La plupart ont la taille humaine, mais quelques-uns sont géants, et d'autres sont nains. Il y en a d'un gris terreux, il y en a d'une rougeur sanguinolente, et çà et là des dorures, comme aux masques des momies, brillent encore sur certains visages. Beaucoup n'ont plus de mains, plus de bras, plus de tête, et un amas de fiente de chauve-souris enfle leur dos, déforme leurs épaules...
Oh ! Dès qu'on lève les yeux, quel dégoût ! Ici, plus encore qu'en bas, elles tapissent entièrement les plafonds de pierre, ces petites pochettes en velours qui pendent accrochées par des griffes et que le moindre bruit déplierait toutes pour en faire un tourbillon d'ailes...
Intérieurement, les épaisses parois noirâtres, dépourvues de tout dessin, disparaissent à moitié sous de fines draperies, comme des crêpes funéraires, qui sont l'œuvre d'araignées innombrables.
Au dehors, on entend l'averse qui fait rage, tout est inondé, tout ruisselle en cascades.
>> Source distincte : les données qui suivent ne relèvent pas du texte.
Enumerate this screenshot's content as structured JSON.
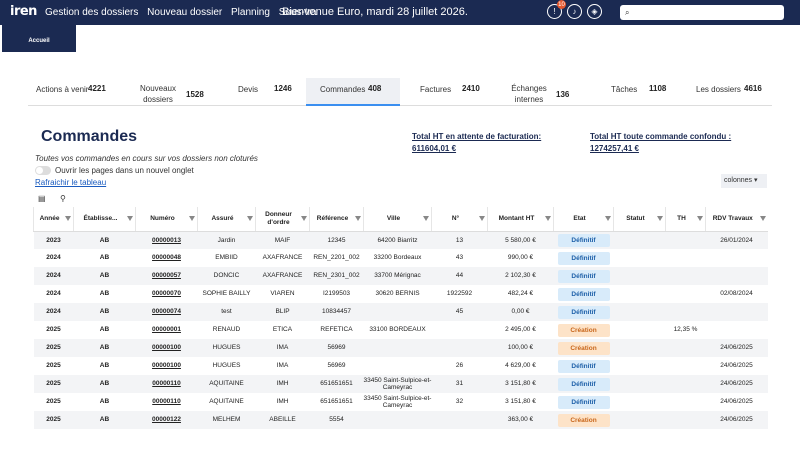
{
  "topbar": {
    "logo": "iren",
    "nav": [
      "Gestion des dossiers",
      "Nouveau dossier",
      "Planning",
      "Sous-tra"
    ],
    "welcome": "Bienvenue Euro, mardi 28 juillet 2026.",
    "notif_badge": "10",
    "search_icon": "search-icon"
  },
  "accueil": "Accueil",
  "tabs": [
    {
      "label": "Actions à venir",
      "count": "4221"
    },
    {
      "label": "Nouveaux dossiers",
      "count": "1528"
    },
    {
      "label": "Devis",
      "count": "1246"
    },
    {
      "label": "Commandes",
      "count": "408"
    },
    {
      "label": "Factures",
      "count": "2410"
    },
    {
      "label": "Échanges internes",
      "count": "136"
    },
    {
      "label": "Tâches",
      "count": "1108"
    },
    {
      "label": "Les dossiers",
      "count": "4616"
    }
  ],
  "page": {
    "title": "Commandes",
    "subtitle": "Toutes vos commandes en cours sur vos dossiers non cloturés",
    "toggle_label": "Ouvrir les pages dans un nouvel onglet",
    "refresh": "Rafraichir le tableau",
    "total1_label": "Total HT en attente de facturation:",
    "total1_value": "611604,01 €",
    "total2_label": "Total HT toute commande confondu :",
    "total2_value": "1274257,41 €",
    "colonnes": "colonnes"
  },
  "table": {
    "headers": [
      "Année",
      "Établisse...",
      "Numéro",
      "Assuré",
      "Donneur d'ordre",
      "Référence",
      "Ville",
      "N°",
      "Montant HT",
      "Etat",
      "Statut",
      "TH",
      "RDV Travaux"
    ],
    "rows": [
      [
        "2023",
        "AB",
        "00000013",
        "Jardin",
        "MAIF",
        "12345",
        "64200 Biarritz",
        "13",
        "5 580,00 €",
        "Définitif",
        "",
        "",
        "26/01/2024"
      ],
      [
        "2024",
        "AB",
        "00000048",
        "EMBIID",
        "AXAFRANCE",
        "REN_2201_002",
        "33200 Bordeaux",
        "43",
        "990,00 €",
        "Définitif",
        "",
        "",
        ""
      ],
      [
        "2024",
        "AB",
        "00000057",
        "DONCIC",
        "AXAFRANCE",
        "REN_2301_002",
        "33700 Mérignac",
        "44",
        "2 102,30 €",
        "Définitif",
        "",
        "",
        ""
      ],
      [
        "2024",
        "AB",
        "00000070",
        "SOPHIE BAILLY",
        "VIAREN",
        "I2199503",
        "30620 BERNIS",
        "1922592",
        "482,24 €",
        "Définitif",
        "",
        "",
        "02/08/2024"
      ],
      [
        "2024",
        "AB",
        "00000074",
        "test",
        "BLIP",
        "10834457",
        "",
        "45",
        "0,00 €",
        "Définitif",
        "",
        "",
        ""
      ],
      [
        "2025",
        "AB",
        "00000001",
        "RENAUD",
        "ETICA",
        "REFETICA",
        "33100 BORDEAUX",
        "",
        "2 495,00 €",
        "Création",
        "",
        "12,35 %",
        ""
      ],
      [
        "2025",
        "AB",
        "00000100",
        "HUGUES",
        "IMA",
        "56969",
        "",
        "",
        "100,00 €",
        "Création",
        "",
        "",
        "24/06/2025"
      ],
      [
        "2025",
        "AB",
        "00000100",
        "HUGUES",
        "IMA",
        "56969",
        "",
        "26",
        "4 629,00 €",
        "Définitif",
        "",
        "",
        "24/06/2025"
      ],
      [
        "2025",
        "AB",
        "00000110",
        "AQUITAINE",
        "IMH",
        "651651651",
        "33450 Saint-Sulpice-et-Cameyrac",
        "31",
        "3 151,80 €",
        "Définitif",
        "",
        "",
        "24/06/2025"
      ],
      [
        "2025",
        "AB",
        "00000110",
        "AQUITAINE",
        "IMH",
        "651651651",
        "33450 Saint-Sulpice-et-Cameyrac",
        "32",
        "3 151,80 €",
        "Définitif",
        "",
        "",
        "24/06/2025"
      ],
      [
        "2025",
        "AB",
        "00000122",
        "MELHEM",
        "ABEILLE",
        "5554",
        "",
        "",
        "363,00 €",
        "Création",
        "",
        "",
        "24/06/2025"
      ]
    ]
  },
  "colors": {
    "navy": "#1b2a52",
    "accent": "#3b8ff0",
    "definitif": "#d8ebfa",
    "creation": "#fde3c8"
  }
}
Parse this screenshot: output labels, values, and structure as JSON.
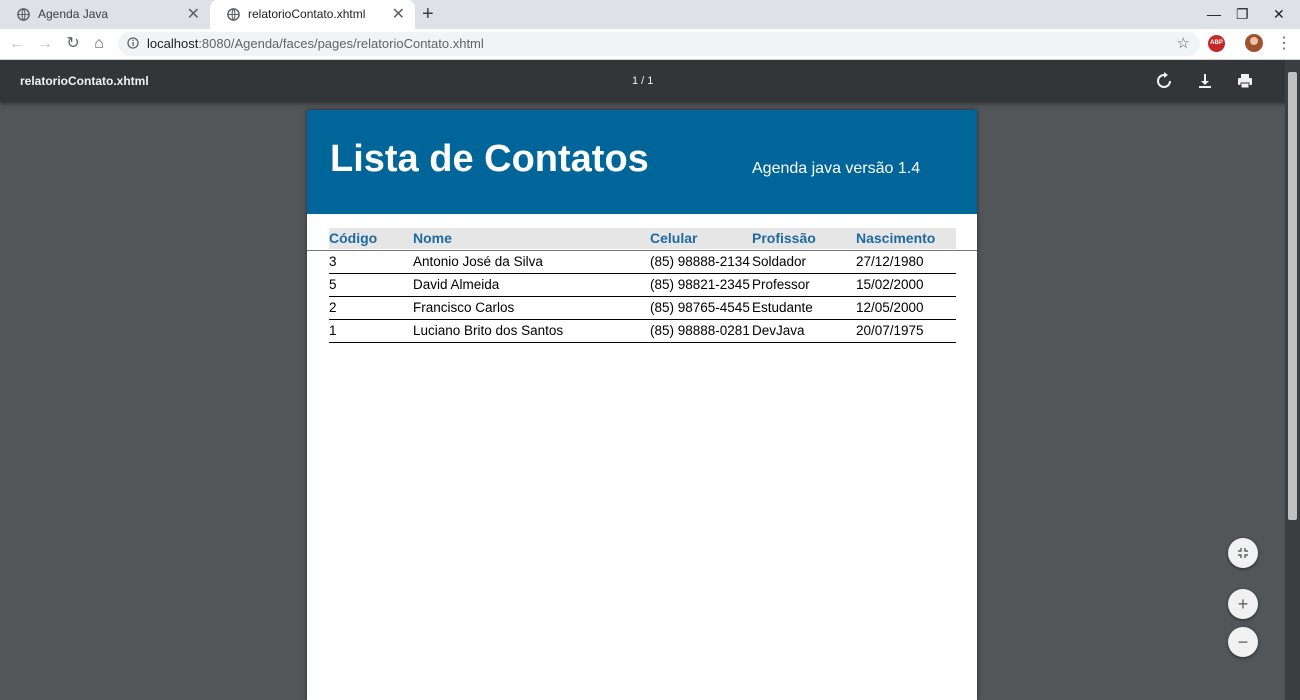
{
  "tabs": [
    {
      "title": "Agenda Java",
      "active": false
    },
    {
      "title": "relatorioContato.xhtml",
      "active": true
    }
  ],
  "address_bar": {
    "host": "localhost",
    "rest": ":8080/Agenda/faces/pages/relatorioContato.xhtml"
  },
  "toolbar_icons": {
    "abp": "ABP"
  },
  "pdf_viewer": {
    "file_title": "relatorioContato.xhtml",
    "page_count": "1 / 1"
  },
  "report": {
    "title": "Lista de Contatos",
    "subtitle": "Agenda java versão 1.4",
    "header_color": "#006699",
    "columns": [
      "Código",
      "Nome",
      "Celular",
      "Profissão",
      "Nascimento"
    ],
    "rows": [
      [
        "3",
        "Antonio José da Silva",
        "(85) 98888-2134",
        "Soldador",
        "27/12/1980"
      ],
      [
        "5",
        "David Almeida",
        "(85) 98821-2345",
        "Professor",
        "15/02/2000"
      ],
      [
        "2",
        "Francisco Carlos",
        "(85) 98765-4545",
        "Estudante",
        "12/05/2000"
      ],
      [
        "1",
        "Luciano Brito dos Santos",
        "(85) 98888-0281",
        "DevJava",
        "20/07/1975"
      ]
    ]
  }
}
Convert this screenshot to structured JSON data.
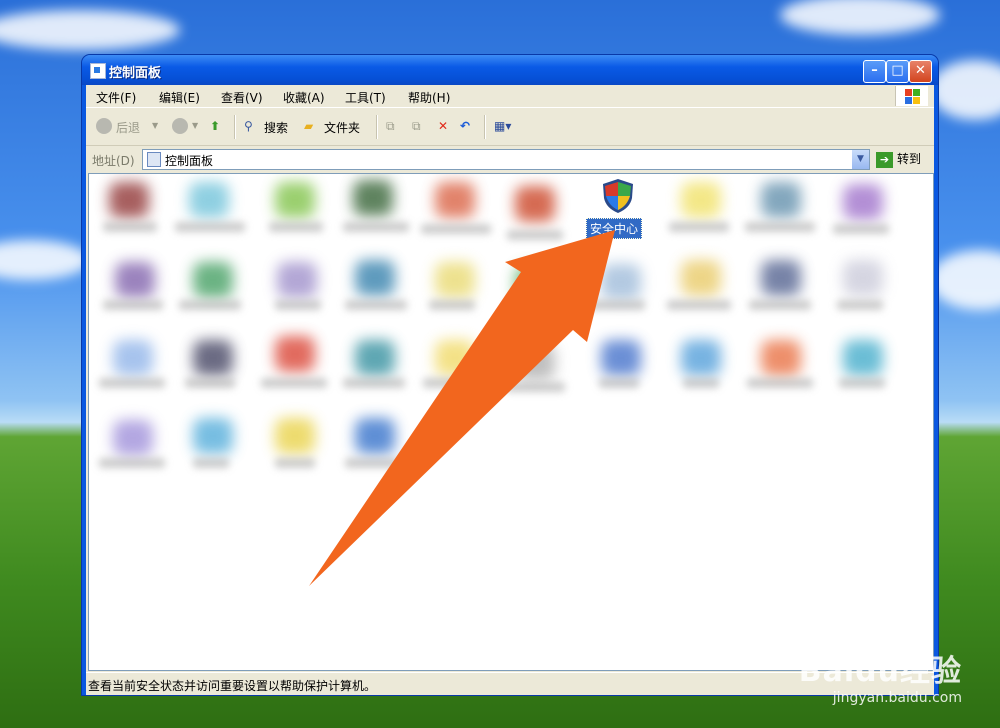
{
  "window": {
    "title": "控制面板"
  },
  "menu": [
    "文件(F)",
    "编辑(E)",
    "查看(V)",
    "收藏(A)",
    "工具(T)",
    "帮助(H)"
  ],
  "toolbar": {
    "back": "后退",
    "search": "搜索",
    "folders": "文件夹"
  },
  "address": {
    "label": "地址(D)",
    "value": "控制面板",
    "go": "转到"
  },
  "content": {
    "selected_item": "安全中心"
  },
  "status": {
    "text": "查看当前安全状态并访问重要设置以帮助保护计算机。"
  },
  "watermark": {
    "brand": "Baidu经验",
    "url": "jingyan.baidu.com"
  },
  "colors": {
    "arrow": "#f2661e",
    "selection": "#316ac5",
    "titlebar": "#0a5ae6"
  }
}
On respire de la vapeur chaude, à la fois fétide et musquée. Dans cette longue galerie, on se sent trop enfermé par le rapprochement des murailles aussi bien que par l'énormité des fuseaux de grès masquant les ouvertures. Et cependant le cercle de l'horizon, aperçu entre ces barreaux des fenêtres, maintient la notion de l’altitude. On n'oublie pas que l'on domine, du haut de cette sorte de prison aérienne, l'infini de la forêt mouillée.
Le voilà donc ce sanctuaire qui hantait jadis mon imagination d'enfant et où je ne suis monté qu'après tant de courses par le monde, quand c'est déjà le soir de ma vie errante !
Il me fait lugubre accueil. Je ne m'étais pas représenté ces torrents de pluie, cet enfermement parmi les toiles d'araignée, ni ma solitude de cette heure au milieu de tant de dieux-fantômes.